Economic Times India noted that this sort of alteration can become evident in analyzing samples from these lunar regions. Also, it could hold the key to understanding the history of the Moon and even the solar system as a whole. With no atmosphere to speak of, the lunar land is exposed to a harsh space environment to the point that small meteoroid impacts could affect or "garden" the top layer of its dust and rock.
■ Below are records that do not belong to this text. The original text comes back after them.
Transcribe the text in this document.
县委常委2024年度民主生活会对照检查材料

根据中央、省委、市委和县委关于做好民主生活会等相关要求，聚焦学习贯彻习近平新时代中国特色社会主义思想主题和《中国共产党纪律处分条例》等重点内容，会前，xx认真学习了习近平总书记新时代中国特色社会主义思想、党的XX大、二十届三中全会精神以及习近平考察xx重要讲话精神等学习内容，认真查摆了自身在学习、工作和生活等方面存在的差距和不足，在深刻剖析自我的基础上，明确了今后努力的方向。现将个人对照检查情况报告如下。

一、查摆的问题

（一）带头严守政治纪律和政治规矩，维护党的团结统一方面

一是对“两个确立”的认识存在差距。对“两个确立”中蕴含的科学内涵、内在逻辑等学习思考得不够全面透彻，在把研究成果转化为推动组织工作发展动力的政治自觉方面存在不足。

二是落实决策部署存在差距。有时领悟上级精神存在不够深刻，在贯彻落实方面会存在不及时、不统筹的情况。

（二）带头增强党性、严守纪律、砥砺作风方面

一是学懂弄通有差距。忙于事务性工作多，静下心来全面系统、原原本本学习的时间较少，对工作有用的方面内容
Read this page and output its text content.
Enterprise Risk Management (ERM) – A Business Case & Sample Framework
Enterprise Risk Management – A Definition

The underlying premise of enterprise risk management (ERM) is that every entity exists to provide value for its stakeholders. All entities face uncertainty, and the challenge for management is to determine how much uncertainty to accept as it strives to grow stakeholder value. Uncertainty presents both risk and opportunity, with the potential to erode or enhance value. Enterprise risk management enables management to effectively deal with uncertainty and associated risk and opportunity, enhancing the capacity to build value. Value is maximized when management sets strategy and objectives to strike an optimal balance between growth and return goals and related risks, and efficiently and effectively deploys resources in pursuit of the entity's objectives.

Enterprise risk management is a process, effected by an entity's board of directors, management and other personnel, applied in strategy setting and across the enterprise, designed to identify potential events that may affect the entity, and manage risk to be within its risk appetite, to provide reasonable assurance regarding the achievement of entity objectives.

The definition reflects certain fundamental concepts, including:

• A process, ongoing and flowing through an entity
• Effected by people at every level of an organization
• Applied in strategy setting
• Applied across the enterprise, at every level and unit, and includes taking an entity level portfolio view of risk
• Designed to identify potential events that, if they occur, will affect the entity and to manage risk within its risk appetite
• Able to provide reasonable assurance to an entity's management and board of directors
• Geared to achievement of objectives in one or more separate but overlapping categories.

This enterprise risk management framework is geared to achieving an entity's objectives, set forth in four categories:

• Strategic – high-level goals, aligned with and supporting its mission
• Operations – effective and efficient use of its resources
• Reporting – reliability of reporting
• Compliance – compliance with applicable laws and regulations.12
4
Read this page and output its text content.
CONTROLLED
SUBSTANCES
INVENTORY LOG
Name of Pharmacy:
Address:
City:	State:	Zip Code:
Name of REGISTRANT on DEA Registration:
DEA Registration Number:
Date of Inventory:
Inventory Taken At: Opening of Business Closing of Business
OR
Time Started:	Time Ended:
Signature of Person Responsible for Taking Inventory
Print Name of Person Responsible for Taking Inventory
Andrew Jordan of the University of New Hampshire in the U.S. said that about 10 percent of the "gardened layer" has already melted and are, in fact, vaporized by meteoroid impacts. He shared that, "In the moon's permanently shadowed regions, sparks from solar storms could melt or vaporize a similar percentage."

There are several solar events that could be dangerous. Explosive solar activities like flares and coronal mass ejections, for instance, could blast highly energetic and electrically charged particles into space. But thanks to Earth's own atmosphere, humans are shielded from most of the radiation. This lack of atmosphere is what makes the Moon especially vulnerable.

As The Te Cake noted, these particles tend to smash directly into the lunar surface and collect in layers underneath. They are, however, unable to penetrate deeply because they are prone to hitting the atoms in the "regolith," or the top layer of dust and rock.

The ions and electrons that find their way on the Moon's surface attract in their charges, but they do tend to flow towards each other and eventually balance out. These permanently shadowed regions accumulate charge in the layers underneath the regolith and are likely to release explosively, like miniature lightning strikes. It is why in intense solar storms, the regolith cannot stop the sudden electric discharge and can find itself in destructive situations in what is called the dielectric breakdown.

Timothy Stubbs of NASA's Goddard Space Flight Center shared that the process in not completely new to space science. "Electrostatic discharges can occur in any poorly conducting (dielectric) material exposed to intense space radiation and is actually the leading cause of spacecraft anomalies," he said.